An Easy Strategy For Bulking Up On Yield

This article was written with Oliver Pursche, the Co-Portfolio Manager of GMG Defense Beta Fund. It was part of a series of articles developed under an agreement with forbes.com to work with a variety of contributors and assist them in delivering actionable investment ideas each week. The site, forbes.com is one of the top 500 sites in the world with nearly 10 million subscribers and nearly 100 million page views a month.

Structurally, the markets are built to miss discrete opportunities. Here’s why: Much of the money that’s passively invested in index funds and exchange-traded funds moves on sentiment.

Unfortunately, sentiment is not logical. It’s emotional. And with respect to emotion, who is feeling very good about Europe right now? Italian equities anyone?

The slacking demand from index funds for anything European has put pressure on equities there–as they should perhaps. Except there are many companies with the now unfortunate circumstances of being headquartered in Europe while doing very little business there.

They are, in my opinion, the babies that have been thrown out with the bath water. And since stock yields run inversely to stock prices, by investing in these companies, you can capture what I sometimes call the Pessimist’s Premium. Right now, the pessimist’s premium is running at about 1.5 extra percentage points of yield.

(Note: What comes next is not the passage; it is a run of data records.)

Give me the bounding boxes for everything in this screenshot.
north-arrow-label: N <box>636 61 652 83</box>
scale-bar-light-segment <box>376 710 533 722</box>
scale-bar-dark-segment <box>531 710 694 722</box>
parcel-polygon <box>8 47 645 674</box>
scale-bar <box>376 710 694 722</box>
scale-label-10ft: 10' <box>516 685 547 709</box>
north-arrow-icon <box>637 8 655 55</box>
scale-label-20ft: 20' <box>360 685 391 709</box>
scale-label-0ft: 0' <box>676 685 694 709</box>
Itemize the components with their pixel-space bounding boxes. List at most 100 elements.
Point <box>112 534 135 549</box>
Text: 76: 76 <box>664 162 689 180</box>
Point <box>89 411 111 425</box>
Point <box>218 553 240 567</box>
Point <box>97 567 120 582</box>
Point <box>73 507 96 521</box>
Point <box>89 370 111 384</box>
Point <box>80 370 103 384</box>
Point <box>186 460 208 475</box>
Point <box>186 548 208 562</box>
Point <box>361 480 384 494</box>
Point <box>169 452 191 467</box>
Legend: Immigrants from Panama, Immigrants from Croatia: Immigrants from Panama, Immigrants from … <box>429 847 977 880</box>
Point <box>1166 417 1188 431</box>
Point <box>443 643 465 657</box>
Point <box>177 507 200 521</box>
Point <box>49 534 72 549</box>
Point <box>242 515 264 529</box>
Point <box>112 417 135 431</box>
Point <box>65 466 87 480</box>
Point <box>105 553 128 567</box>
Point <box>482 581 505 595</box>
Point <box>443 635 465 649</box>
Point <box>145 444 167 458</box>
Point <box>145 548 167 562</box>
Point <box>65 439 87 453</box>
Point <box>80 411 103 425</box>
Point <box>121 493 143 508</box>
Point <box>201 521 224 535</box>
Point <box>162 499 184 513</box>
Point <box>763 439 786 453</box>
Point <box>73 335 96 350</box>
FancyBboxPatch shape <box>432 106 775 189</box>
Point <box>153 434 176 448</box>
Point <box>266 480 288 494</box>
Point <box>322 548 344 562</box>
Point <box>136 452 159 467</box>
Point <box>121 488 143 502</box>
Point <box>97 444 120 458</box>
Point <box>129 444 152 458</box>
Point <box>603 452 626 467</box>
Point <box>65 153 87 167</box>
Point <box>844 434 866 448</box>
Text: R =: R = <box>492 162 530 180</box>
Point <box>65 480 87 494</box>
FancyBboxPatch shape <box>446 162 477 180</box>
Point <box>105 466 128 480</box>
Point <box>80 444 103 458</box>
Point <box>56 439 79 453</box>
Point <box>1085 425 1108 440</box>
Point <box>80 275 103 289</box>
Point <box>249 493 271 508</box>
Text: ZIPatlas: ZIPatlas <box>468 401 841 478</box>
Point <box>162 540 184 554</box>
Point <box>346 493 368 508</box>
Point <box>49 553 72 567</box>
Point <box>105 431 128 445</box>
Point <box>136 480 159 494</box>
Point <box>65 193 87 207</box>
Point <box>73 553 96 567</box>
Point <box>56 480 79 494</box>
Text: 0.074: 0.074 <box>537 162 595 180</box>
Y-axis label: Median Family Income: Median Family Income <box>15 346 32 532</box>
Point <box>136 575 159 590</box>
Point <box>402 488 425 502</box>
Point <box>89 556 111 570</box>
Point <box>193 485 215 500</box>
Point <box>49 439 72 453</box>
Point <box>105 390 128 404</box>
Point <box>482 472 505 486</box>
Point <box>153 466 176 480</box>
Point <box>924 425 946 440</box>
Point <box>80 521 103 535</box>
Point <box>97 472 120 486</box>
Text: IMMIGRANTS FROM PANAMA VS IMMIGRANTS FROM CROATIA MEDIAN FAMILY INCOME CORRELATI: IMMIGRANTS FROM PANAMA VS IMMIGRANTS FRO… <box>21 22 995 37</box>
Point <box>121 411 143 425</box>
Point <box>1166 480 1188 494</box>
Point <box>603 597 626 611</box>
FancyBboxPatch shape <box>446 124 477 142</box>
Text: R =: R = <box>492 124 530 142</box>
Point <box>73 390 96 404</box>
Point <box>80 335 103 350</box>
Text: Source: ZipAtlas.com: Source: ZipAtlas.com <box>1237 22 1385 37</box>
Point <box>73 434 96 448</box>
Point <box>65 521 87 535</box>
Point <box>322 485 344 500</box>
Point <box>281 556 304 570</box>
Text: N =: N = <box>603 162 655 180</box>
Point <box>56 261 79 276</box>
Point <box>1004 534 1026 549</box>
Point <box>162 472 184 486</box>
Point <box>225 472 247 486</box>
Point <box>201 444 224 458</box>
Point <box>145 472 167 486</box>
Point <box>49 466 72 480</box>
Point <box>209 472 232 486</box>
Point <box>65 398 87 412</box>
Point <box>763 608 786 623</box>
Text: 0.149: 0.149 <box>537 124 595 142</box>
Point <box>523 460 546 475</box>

This is good stuff. Right now, Chevron (CVX) is yielding 3.1%. A CVX comparable in Europe is French energy company Total, S.A. Current yield: 4.4%. Putting dividend growth aside, the difference is material.

As a benchmark, consider that investments growing at 4.4% will double about seven years faster than investments growing at 3.1%.

So, as a strategy for bulking up on yield, consider taking profits in Exxon Mobile (XOM), Procter and Gamble (PG), 3M (MMM), Pfizer (PFE), and Chevron (CVX) and “swap” them for these shares: Total SA (TOT), Unilever (UL), Leggett & Platt (LEG), Novartis (NVS), and Royal Dutch Shell (RDSA).